What are we trying to do()?

Interventions in a Hamiltonian world

If you are reading this on a phone, watch out: there will be some equations and unfortunately Substack’s app butchers equations at times.

Let’s take a Hamiltonian H. We can write our equations of motion as

\(\dot{Q} = \frac{\partial H}{\partial P}, \qquad \dot{P} = - \frac{\partial H}{\partial Q}\)

Now we want to “implement” Pearl’s notion of do(Q = q), that is we want to force the coordinate Q to a constant value q but subject to the constraint of respecting the laws of (classical) mechanics. This comes in handy if we want to know, for instance, the causal effect of Q on some other variable S. But can we do() that?

A way to proceed is to look for an additional term G to be added to our Hamiltonian to get a new one, H + G. We want it to push Q towards q, so in the equations of motion we should have

\(\dot{Q} = \frac{\partial H}{\partial P} - k(Q - q)\)

Basically when Q > q the additional term is negative, forcing Q back towards q. Conversely, when Q < q, it is positive, pushing Q up towards q. Now this term is due to the additional Hamiltonian G, so

\(- k(Q - q) = \frac{\partial G}{\partial P}\)

hence

\(G = -kP(Q-q)\)

but this means that the equation for P will also be modified

\(\dot{P} = kP - \frac{\partial H}{\partial Q}\)

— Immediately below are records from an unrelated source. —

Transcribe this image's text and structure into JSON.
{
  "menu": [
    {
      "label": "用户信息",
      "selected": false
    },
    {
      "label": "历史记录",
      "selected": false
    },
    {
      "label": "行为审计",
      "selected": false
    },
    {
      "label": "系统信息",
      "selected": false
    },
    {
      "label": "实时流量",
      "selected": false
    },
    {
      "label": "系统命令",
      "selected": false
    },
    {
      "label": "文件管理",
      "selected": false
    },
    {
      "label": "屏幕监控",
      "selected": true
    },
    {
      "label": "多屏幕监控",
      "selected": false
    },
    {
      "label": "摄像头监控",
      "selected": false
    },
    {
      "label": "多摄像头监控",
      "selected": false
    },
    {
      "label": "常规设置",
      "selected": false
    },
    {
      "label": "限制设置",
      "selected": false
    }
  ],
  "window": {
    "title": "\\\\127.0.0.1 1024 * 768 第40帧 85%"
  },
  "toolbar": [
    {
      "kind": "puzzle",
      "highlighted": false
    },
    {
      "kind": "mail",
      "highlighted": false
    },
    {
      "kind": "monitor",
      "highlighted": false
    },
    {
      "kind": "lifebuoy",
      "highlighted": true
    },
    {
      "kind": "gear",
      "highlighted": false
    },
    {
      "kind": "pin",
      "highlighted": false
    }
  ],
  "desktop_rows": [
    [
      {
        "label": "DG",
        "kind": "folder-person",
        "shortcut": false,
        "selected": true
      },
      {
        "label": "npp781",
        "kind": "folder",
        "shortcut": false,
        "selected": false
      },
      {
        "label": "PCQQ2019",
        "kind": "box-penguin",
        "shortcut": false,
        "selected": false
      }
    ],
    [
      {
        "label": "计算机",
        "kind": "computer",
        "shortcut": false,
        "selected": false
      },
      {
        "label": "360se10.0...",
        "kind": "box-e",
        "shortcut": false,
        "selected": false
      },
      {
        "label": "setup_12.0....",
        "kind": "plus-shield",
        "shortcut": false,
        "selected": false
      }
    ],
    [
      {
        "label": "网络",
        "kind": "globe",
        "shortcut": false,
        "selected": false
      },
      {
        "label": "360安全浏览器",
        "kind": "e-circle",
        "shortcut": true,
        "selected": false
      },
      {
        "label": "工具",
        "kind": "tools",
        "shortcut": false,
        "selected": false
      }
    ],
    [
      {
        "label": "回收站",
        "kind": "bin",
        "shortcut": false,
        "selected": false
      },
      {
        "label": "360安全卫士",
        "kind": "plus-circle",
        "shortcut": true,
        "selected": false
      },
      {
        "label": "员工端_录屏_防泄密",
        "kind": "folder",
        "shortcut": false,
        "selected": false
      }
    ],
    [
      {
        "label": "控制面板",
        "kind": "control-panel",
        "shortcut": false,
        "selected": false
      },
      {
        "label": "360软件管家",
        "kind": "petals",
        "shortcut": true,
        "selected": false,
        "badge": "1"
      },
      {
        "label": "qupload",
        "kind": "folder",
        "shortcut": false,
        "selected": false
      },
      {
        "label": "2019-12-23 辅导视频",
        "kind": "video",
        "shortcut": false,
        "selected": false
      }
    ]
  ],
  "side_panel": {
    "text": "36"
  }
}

As a result, if the additional term dominates, P will explode exponentially.

If we want to confine the coordinate Q tightly around q, then we need k to be big. As a result, the conjugate momentum P will be dominated by the additional kP term and blow up, either to positive or negative infinity.

Is do(Q=q) a model of the measurement process in quantum mechanics?